The company also expects its gross margins and operating profit to increase more than expected.

Here’s how the nation’s largest specialty clothing retailer performed compared to what Wall Street expected, based on a survey of analysts by LSEG:

  • Earnings per share: 72 cents versus 58 cents expected
  • Income: $3.83 billion versus $3.81 billion expected

Gap’s reported net income for the three months ended Nov. 2 was $274 million, or 72 cents per share, compared with $218 million, or 58 cents per share, a year earlier.

Sales reached $3.83 billion, up about 2% from $3.78 billion a year earlier.

Across Gap’s business, unseasonably warm weather impacted sales by about 1 percentage point during the quarter, while storms and hurricanes caused overall store sales to decline by 2 percent, CEO Richard Dickson told CNBC in an interview.

“We had unusual circumstances, hurricanes, storms that led to almost 180 closures at the height of the impact,” Dickson said, adding that the storms most affected Old Navy, the largest brand in Gap in terms of turnover.

As soon as the weather improved, sales “bounced back” and the Christmas shopping season “got off to a strong start,” Dickson said.

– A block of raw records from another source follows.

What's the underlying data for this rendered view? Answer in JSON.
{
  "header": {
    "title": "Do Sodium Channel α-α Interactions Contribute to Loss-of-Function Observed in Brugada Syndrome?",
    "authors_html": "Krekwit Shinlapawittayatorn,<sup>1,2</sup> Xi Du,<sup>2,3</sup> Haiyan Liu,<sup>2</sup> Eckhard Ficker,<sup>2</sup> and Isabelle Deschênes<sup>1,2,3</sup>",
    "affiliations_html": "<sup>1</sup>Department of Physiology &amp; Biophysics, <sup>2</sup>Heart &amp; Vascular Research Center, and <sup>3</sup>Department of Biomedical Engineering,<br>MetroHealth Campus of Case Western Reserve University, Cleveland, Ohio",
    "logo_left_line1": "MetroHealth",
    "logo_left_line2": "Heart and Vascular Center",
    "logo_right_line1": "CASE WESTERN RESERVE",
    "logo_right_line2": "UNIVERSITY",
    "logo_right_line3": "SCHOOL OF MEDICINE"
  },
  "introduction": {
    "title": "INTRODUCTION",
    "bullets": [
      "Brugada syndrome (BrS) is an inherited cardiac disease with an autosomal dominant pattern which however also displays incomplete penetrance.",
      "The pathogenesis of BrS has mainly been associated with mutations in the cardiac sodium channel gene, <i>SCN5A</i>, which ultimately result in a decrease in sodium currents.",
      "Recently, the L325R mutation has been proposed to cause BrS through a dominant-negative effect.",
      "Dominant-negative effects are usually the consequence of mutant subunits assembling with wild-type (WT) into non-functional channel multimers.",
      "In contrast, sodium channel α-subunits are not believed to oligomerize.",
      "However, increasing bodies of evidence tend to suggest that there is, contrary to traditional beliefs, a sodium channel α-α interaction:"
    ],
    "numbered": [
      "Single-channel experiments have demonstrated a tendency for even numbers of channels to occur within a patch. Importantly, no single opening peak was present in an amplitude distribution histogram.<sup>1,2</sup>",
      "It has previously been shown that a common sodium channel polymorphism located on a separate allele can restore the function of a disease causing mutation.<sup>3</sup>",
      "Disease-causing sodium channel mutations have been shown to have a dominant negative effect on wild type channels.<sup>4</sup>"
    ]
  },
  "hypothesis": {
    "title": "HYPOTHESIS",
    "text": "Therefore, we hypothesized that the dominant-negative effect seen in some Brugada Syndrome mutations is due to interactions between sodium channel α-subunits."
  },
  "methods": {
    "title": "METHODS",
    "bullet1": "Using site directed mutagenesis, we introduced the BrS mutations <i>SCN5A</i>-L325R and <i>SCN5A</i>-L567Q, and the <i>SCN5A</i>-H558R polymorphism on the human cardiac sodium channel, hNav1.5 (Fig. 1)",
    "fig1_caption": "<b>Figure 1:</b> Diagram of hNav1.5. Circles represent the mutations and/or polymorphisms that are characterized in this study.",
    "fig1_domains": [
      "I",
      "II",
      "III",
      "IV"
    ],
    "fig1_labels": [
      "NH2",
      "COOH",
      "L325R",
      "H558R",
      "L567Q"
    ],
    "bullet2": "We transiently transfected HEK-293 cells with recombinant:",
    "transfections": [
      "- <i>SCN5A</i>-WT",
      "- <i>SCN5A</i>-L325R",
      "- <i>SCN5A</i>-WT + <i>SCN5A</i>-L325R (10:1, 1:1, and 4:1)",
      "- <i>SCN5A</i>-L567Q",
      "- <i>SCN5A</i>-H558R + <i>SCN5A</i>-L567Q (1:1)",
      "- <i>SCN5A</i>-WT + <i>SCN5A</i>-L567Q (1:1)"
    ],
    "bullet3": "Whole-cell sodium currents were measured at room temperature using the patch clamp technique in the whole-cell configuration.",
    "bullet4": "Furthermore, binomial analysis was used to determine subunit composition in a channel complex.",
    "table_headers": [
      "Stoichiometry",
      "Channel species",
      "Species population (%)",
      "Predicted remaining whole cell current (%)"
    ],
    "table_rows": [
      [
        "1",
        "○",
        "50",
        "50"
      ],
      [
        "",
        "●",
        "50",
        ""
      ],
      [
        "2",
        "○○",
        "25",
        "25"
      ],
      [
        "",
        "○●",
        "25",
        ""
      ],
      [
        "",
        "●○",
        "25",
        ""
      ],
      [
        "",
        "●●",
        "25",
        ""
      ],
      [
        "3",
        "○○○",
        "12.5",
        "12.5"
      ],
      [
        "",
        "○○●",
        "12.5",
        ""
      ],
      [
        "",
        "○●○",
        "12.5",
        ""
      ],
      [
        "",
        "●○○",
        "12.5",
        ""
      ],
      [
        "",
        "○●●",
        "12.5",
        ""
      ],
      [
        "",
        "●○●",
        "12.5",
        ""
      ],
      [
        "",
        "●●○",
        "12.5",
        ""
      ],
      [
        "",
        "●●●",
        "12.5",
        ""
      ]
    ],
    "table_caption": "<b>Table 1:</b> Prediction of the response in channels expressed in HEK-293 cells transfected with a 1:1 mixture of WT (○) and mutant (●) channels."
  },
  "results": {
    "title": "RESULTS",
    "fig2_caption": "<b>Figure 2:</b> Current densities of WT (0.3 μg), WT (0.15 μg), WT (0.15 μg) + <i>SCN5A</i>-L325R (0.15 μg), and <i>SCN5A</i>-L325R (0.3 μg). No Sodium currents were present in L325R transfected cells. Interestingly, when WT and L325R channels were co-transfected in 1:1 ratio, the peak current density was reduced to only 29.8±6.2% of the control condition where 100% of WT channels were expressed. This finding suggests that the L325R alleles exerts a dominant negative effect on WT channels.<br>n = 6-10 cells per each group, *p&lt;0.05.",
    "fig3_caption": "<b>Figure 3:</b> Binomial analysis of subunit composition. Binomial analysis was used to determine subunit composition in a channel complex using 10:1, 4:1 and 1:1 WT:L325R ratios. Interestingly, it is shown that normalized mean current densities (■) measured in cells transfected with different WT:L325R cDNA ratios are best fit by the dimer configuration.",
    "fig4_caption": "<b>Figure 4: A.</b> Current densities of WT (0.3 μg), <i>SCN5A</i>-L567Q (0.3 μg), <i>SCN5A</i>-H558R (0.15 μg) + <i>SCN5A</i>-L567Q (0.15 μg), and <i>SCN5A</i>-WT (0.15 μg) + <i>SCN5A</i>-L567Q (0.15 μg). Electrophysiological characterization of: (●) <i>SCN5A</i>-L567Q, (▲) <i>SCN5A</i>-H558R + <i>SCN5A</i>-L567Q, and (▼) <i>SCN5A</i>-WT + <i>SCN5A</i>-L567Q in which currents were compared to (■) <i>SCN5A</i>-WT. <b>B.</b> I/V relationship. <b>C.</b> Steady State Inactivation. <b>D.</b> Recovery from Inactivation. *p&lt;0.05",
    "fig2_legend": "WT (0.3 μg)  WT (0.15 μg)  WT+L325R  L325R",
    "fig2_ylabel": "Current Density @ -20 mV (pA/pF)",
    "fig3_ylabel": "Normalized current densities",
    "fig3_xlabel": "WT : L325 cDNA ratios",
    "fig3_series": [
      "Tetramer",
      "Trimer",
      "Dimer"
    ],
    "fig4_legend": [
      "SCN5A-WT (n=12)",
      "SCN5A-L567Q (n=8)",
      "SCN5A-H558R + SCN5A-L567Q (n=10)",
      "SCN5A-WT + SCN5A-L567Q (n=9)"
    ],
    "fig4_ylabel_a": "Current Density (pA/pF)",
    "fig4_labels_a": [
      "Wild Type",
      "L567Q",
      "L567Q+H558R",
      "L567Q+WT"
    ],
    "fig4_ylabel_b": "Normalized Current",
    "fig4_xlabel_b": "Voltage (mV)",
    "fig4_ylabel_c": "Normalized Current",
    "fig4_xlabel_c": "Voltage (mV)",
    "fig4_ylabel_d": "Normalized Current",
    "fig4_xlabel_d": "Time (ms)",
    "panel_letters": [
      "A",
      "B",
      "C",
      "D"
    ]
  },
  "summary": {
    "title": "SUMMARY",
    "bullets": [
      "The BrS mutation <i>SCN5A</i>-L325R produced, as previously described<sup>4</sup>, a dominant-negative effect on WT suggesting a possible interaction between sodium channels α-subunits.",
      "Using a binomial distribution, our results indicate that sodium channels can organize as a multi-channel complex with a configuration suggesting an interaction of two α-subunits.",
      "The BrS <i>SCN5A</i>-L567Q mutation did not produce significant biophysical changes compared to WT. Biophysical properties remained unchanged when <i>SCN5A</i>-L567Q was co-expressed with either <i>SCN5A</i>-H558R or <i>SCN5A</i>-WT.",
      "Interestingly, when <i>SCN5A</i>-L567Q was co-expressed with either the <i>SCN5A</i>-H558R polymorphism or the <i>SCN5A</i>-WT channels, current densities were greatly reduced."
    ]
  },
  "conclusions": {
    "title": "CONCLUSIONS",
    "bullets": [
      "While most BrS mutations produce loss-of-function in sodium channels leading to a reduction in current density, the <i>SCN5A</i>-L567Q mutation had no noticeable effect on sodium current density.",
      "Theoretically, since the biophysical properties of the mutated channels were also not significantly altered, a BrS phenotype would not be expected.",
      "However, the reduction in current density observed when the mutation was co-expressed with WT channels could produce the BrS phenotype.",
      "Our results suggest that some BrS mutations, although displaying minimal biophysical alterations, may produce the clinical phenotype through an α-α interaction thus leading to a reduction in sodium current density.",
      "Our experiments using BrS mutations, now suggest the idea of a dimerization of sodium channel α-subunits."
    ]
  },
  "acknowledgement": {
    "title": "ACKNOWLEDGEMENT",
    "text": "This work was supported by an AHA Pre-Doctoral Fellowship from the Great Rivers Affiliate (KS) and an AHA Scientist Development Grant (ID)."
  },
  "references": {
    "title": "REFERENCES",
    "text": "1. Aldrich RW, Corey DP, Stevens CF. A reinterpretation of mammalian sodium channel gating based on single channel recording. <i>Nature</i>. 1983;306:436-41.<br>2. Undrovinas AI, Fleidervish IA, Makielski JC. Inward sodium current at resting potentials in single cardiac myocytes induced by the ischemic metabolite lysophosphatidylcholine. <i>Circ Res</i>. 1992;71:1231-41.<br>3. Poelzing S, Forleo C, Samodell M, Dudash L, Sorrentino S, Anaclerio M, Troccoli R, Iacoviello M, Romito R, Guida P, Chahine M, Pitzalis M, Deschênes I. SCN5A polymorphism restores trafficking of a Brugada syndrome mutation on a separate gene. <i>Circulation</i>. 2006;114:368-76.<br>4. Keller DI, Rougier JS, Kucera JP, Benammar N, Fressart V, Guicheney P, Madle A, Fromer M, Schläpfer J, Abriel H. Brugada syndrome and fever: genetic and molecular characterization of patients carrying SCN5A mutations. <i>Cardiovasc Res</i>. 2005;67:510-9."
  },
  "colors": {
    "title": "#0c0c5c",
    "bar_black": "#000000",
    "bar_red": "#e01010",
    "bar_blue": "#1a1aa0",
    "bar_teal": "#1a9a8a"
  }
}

“We’re excited about the holidays. Our teams are really focused on executing on our plans. If we compare ourselves to where we were last year, our brands are in a much more pronounced position than they were were last year,” he said. “We have stronger brand identities and we are more experienced in our much talked about playbook, delivering better products, better prices, more relevance, better consumer experience and excellence in execution. ”

Since Dickson took the helm of Gap a little over a year ago, he has worked to turn around the company after years of decline. Under his leadership, the company relied on nostalgic marketing and celebrity partnerships to reclaim its cultural relevance. Sales have increased for the past four consecutive quarters, but the company is still smaller than it once was, and critics say so. needs to do more to improve its product assortment and drive full-price sales.

Here’s a closer look at how each brand performed:

Former Navy: Gap said sales of its largest brand rose 1% to $2.2 billion, while comparable sales remained flat, below the 0.9% growth expected by analysts, according to StreetAccount. Old Navy’s children’s category has been particularly hard hit by the warmer weather, Dickson said.

Gap: Gap’s namesake banner grew 1% to $899 million in the quarter, while comparable sales rose 3%, better than the 2.3% growth Wall Street expected, according to StreetAccount. The brand has experienced four consecutive quarters of positive comparable sales and is benefiting from better marketing and products, the company said.

Banana Republic: The fashionable workwear line increased sales 2% to $469 million, while comparable sales fell 1%, slightly worse than the 0.8% drop StreetAccount expected. The brand worked to turn around its men’s business, which delivered results during the quarter. Overall, the company remains focused “on fixing the fundamentals,” the company said.

Athlete : The athleisure arm of the Gap empire increased sales 4% to $290 million, while comparable sales were up 5%. Results were not comparable to estimates. During the same period last year, Athleta’s comparable sales declined 19%. Under the leadership of its new CEO, former Alo Yoga boss Chris Blakeslee, the brand has managed to turn things around.